Sekali lagi, gelak tawa.
"Sekali lagi kalian tertawa aku bersumpah Sunset akan batal tampil di acaramu, Tenten, Neji." Naruto berujal final sebelum akhirnya bangkit berdiri dan meraih gitar andalannya di samping kursi yang mereka duduki. Ia membuka jasnya, menyisakan dirinya yang hanya memakai kemeja putih dengan dua kancing teratas yang dibukanya. "Titip jasku, Sakura-chan."
Sakura meraih jas hitam milik Naruto yang diulurkan oleh pria itu. Diabaikannya aroma citrus manis sekaligus maskulin yang menguar sekilas dari jas sahabatnya itu. Pandangannya terarah pada tiga orang pria yang kini tengah berjalan ke arah mereka—ke arah Naruto.
Sasuke, Shikamaru, dan Sasori.
Yeah, mereka lah yang disebut Sunset.
Band beraliran pop rock bentukan Naruto bersama teman-teman kuliahnya dulu.
Sakura ikut bangkit bersama teman-temannya yang lain saat melihat Sunset mulai menaiki panggung. Bersiap untuk melihat penampilan mereka.

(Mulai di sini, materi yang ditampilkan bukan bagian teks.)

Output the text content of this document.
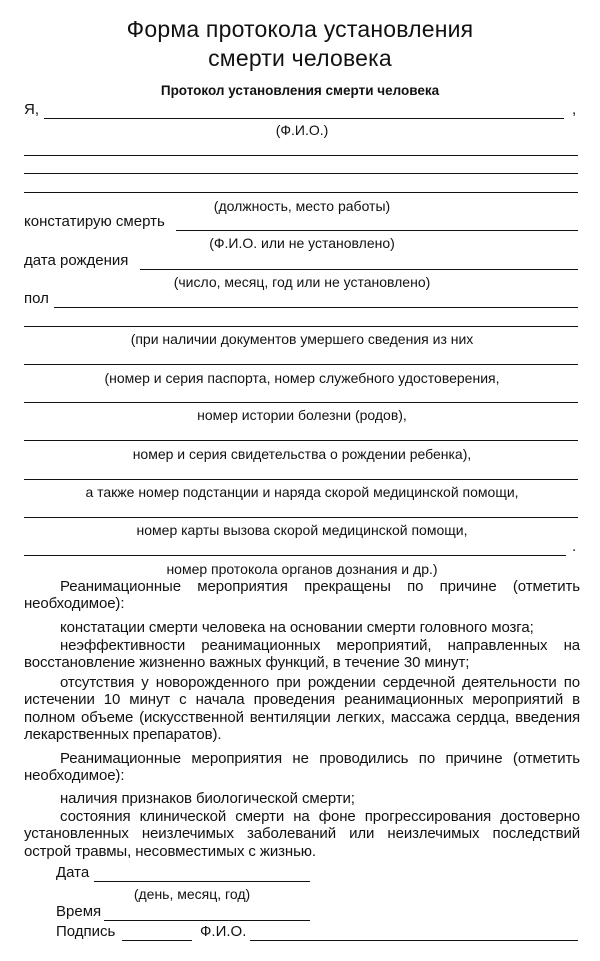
Форма протокола установления
смерти человека
Протокол установления смерти человека
Я,	,
(Ф.И.О.)
(должность, место работы)
констатирую смерть
(Ф.И.О. или не установлено)
дата рождения
(число, месяц, год или не установлено)
пол
(при наличии документов умершего сведения из них
(номер и серия паспорта, номер служебного удостоверения,
номер истории болезни (родов),
номер и серия свидетельства о рождении ребенка),
а также номер подстанции и наряда скорой медицинской помощи,
номер карты вызова скорой медицинской помощи,
.
номер протокола органов дознания и др.)
Реанимационные мероприятия прекращены по причине (отметить необходимое):
констатации смерти человека на основании смерти головного мозга;
неэффективности реанимационных мероприятий, направленных на восстановление жизненно важных функций, в течение 30 минут;
отсутствия у новорожденного при рождении сердечной деятельности по истечении 10 минут с начала проведения реанимационных мероприятий в полном объеме (искусственной вентиляции легких, массажа сердца, введения лекарственных препаратов).
Реанимационные мероприятия не проводились по причине (отметить необходимое):
наличия признаков биологической смерти;
состояния клинической смерти на фоне прогрессирования достоверно установленных неизлечимых заболеваний или неизлечимых последствий острой травмы, несовместимых с жизнью.
Дата
(день, месяц, год)
Время
Подпись	Ф.И.О.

Mengabaikan perasaan aneh yang melingkupi rongga dadanya sejak tadi.
.
.
To be Continued
.
.
a/n: I can't help it. Otak saya yang sudah terlalu sesak terus menggaungkan ide stereotipe serta mainstream ini minta dilampiaskan. Friendzone lagi, pula. Really, saya benar-benar dibuat melting sama genre yang satu itu. Entah sudah berapa cerita bergenre friendzone yang sudah saya tulis dan baca, genre itu tetap menjadi genre favorit saya. So mainstream, I know it.
Btw, judul fic ini Come Hell or High Water adalah idiomatic expression yang memiliki arti sesuatu yang sulit atau sebuah hambatan. I mean hambatan hubungan antara Naru dan Saku dalam situasi friendzone mereka ;p saya berniat bikin Saku dan Naru jadi bad girl dan bad boy di sini. Ternyata susah, ya-_- dan about personil Sunset, rencananya mereka lumayan akan berperan banyak di fic ini!